Si è detto durante la conferenza stampa che è individuabile nello sviluppo del racconto una sorta di evoluzione umana in quattro fasi, in cui vi è una progressiva maturazione, ognuna delle quali viene percorsa attraverso ciascuno dei personaggi, dal primo, più rozzo e violento, Charlie, al fratello Eli, sempre grossolano, ma dotato di un minimo in più di giudizio e sensibilità, a Warm, più colto ed evoluto, ma sempre abbastanza materialista e, infine, Morris, sicuramente il più maturo ed emotivo. Così, nel ritrovarsi a trascorrere seppur forzatamente del tempo insieme, i quattro uomini sviluppano delle affinità e scoprono che la condivisione supera di gran lunga l’interesse personale, riducendo l’utilità della violenza, creando empatia, ma sopratutto eliminando la solitudine. Purtroppo non tutti loro potranno beneficiare di queste scoperte e saranno proprio i meno evoluti a sopravvivere e andare avanti, mentre soccomberà chi aveva ipotizzato di costruire un mondo nuovo, diverso, una società ideale e democratica. Forse a volerci dire un po’ amaramente che, per quanto sia auspicabile una realtà empatica e non violenta, per quanto sia più appagante e giusta, chi è più sensibile e meno difeso alla fine fa una gran fatica a sopravvivere in un mondo che fondamentalmente purtroppo funziona ancora al contrario.

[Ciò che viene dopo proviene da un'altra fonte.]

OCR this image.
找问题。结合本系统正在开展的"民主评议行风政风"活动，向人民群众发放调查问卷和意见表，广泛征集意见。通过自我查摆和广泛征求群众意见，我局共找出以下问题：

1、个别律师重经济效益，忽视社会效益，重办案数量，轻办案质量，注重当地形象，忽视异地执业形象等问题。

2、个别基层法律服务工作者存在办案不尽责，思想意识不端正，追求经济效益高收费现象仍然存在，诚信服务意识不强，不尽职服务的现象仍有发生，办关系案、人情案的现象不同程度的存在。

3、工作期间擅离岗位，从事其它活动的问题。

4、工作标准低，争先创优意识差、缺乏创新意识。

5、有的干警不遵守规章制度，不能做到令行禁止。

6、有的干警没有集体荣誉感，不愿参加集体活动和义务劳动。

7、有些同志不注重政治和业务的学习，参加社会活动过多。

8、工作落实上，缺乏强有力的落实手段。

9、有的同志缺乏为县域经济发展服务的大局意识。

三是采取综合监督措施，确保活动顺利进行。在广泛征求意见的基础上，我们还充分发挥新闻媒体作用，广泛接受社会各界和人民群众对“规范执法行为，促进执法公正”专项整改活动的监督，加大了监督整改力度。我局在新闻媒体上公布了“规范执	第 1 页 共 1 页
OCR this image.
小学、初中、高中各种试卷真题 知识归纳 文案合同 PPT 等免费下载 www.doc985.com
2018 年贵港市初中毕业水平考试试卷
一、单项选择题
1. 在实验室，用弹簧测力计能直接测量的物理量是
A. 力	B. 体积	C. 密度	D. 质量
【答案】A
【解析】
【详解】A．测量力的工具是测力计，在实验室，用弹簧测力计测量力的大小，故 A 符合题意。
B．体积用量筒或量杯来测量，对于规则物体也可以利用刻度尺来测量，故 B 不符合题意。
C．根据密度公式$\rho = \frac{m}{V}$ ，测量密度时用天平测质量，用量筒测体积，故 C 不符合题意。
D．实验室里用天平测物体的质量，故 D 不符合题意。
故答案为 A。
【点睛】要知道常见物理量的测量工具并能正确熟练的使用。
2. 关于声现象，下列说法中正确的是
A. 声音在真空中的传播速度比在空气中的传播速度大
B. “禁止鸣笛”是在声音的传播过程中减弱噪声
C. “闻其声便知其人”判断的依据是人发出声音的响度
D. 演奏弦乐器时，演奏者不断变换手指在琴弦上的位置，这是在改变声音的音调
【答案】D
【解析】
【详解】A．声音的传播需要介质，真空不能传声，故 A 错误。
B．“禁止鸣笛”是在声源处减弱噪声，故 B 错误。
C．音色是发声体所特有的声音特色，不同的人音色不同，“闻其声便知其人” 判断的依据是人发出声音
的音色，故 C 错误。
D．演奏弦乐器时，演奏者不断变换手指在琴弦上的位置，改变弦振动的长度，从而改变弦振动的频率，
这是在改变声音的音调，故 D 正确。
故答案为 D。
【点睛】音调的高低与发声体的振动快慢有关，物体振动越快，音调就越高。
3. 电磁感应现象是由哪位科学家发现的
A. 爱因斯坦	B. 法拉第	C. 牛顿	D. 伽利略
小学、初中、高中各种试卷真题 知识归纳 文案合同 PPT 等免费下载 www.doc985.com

La colonna sonora vanta la firma esperta di Alexandre Desplat, già più volte presente a Venezia e vincitore dell’Oscar con La forma dell’acqua di Gulliermo Del Toro e Gran Budapest Hotel di Wes Anderson, e noto anche in Italia per aver curato le musiche di Reality e Il Racconto dei Racconti di Matteo Garrone. Anche Desplat ha detto di essere riuscito a creare una musica appropriata, allontanandosi dal genere western e da musicisti legati alla sua tradizione, come Ennio Morricone, cercando di trovare un’altra via, riferendosi ai personaggi.